There is almost no credible evidence of a blanket order to Palestine's Arabs to flee. Had such an order been given, it would have found an echo in the thousands of documents produced by the Hagganah's Intelligence service, Jewish Agency Arab Department, Foreign Ministry Middle East Affairs department, memoranda and dispatches of various diplomatic posts in the area, and various radio monitoring services. In fact Israeli and Western archives refer to explicit "Arab orders" to stay put. While Arab leaders and radio stations were supposed to be broadcasting orders to the Arab population to leave, they were in fact calling on Arabs to stay put, and to those who fled, to return. Hagganah intelligence reports from May 5-6, 1948, repeatedly refer to a concerted campaign by Transjordan's king Abdullah, Damascus Radio, and Kaukji's Liberation Army calling on Palestinians to stand their ground and for those who left to return.
The myth of the radio broadcast was important to us because, if followed to its logical conclusion, it allowed all the blame to be placed on the refugees themselves. Since the 750,000 refugees simply left, we had no obligation to let them back. Furthermore, the nearly 1.4 million Palestinian and their descendants unto the third generation somehow deserve everything that has happened to them from 1948 and onward, all because of the sins of their leaders.

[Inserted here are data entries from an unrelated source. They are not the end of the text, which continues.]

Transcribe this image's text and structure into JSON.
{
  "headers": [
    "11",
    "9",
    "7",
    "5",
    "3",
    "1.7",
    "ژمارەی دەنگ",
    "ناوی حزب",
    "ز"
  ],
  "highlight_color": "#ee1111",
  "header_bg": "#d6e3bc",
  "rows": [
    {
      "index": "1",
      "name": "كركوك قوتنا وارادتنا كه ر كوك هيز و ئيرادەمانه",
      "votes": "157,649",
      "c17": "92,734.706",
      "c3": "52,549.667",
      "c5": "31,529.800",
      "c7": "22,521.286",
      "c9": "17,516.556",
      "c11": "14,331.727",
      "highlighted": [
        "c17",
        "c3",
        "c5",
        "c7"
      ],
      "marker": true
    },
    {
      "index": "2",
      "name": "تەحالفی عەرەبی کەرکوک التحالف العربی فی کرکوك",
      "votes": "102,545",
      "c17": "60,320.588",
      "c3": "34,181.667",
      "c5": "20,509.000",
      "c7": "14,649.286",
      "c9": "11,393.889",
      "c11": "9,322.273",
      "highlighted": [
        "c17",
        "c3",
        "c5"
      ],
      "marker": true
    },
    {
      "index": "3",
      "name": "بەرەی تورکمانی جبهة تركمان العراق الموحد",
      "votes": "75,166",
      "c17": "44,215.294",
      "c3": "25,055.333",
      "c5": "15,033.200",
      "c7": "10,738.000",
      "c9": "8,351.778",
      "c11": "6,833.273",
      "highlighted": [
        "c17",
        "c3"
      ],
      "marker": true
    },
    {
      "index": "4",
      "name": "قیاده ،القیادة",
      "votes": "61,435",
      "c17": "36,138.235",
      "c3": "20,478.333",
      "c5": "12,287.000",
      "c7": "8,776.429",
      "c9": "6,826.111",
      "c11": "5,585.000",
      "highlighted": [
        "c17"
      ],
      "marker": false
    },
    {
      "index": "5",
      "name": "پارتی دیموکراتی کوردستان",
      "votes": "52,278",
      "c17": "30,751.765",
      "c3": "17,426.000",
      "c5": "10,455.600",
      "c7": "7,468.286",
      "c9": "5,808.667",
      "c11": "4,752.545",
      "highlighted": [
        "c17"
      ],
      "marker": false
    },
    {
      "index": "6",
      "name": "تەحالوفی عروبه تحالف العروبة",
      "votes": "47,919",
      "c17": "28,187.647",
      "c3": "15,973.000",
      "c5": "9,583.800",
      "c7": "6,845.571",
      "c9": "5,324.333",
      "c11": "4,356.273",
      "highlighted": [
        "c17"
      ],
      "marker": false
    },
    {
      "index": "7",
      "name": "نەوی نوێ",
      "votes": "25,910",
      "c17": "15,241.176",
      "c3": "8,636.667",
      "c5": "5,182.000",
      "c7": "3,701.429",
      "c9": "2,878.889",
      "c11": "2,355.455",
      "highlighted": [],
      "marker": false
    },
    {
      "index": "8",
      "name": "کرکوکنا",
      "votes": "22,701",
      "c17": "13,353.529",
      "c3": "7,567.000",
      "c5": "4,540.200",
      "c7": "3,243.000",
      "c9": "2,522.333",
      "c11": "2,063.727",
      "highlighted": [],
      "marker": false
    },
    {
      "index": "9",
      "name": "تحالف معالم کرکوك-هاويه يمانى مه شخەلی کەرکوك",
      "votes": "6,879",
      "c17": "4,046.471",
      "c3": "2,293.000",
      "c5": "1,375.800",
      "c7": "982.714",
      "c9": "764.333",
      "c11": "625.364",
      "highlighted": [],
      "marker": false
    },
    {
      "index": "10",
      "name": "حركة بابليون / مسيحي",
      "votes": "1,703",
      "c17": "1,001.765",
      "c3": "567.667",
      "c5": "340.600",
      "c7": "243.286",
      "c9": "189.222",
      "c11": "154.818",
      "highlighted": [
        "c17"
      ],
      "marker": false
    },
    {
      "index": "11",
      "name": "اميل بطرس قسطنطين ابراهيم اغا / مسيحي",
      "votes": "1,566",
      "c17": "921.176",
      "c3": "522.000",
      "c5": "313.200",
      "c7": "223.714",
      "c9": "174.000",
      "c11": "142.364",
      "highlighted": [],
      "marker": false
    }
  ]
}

The myth eased our conscience; but the truth is that the decision not to let the refugees return home was a necessary evil. If a stable Jewish state was to be founded it could not be done with a large Arab minority in its midst. Once we understand that by not allowing the refugees to return we created the refugee problem, we can begin to understand the Palestinian attitude toward Zionism and the State of Israel.
If we continue to deny any legitimacy to Palestinian claims and continue to ignore historical facts, we can never hope to achieve any respite, let alone peace. It is important for us to reevaluate our image of Israel being just the innocent victim and the Palestinians the aggressors. We must reevaluate the myths we have created because, while they ease our conscience, they obfuscate our ability to analyze the situation from a political perspective. Both sides are the aggressors and both sides are the victims; that is the nature of the conflict. Resolution will only come when both sides realize that the "other" has rights.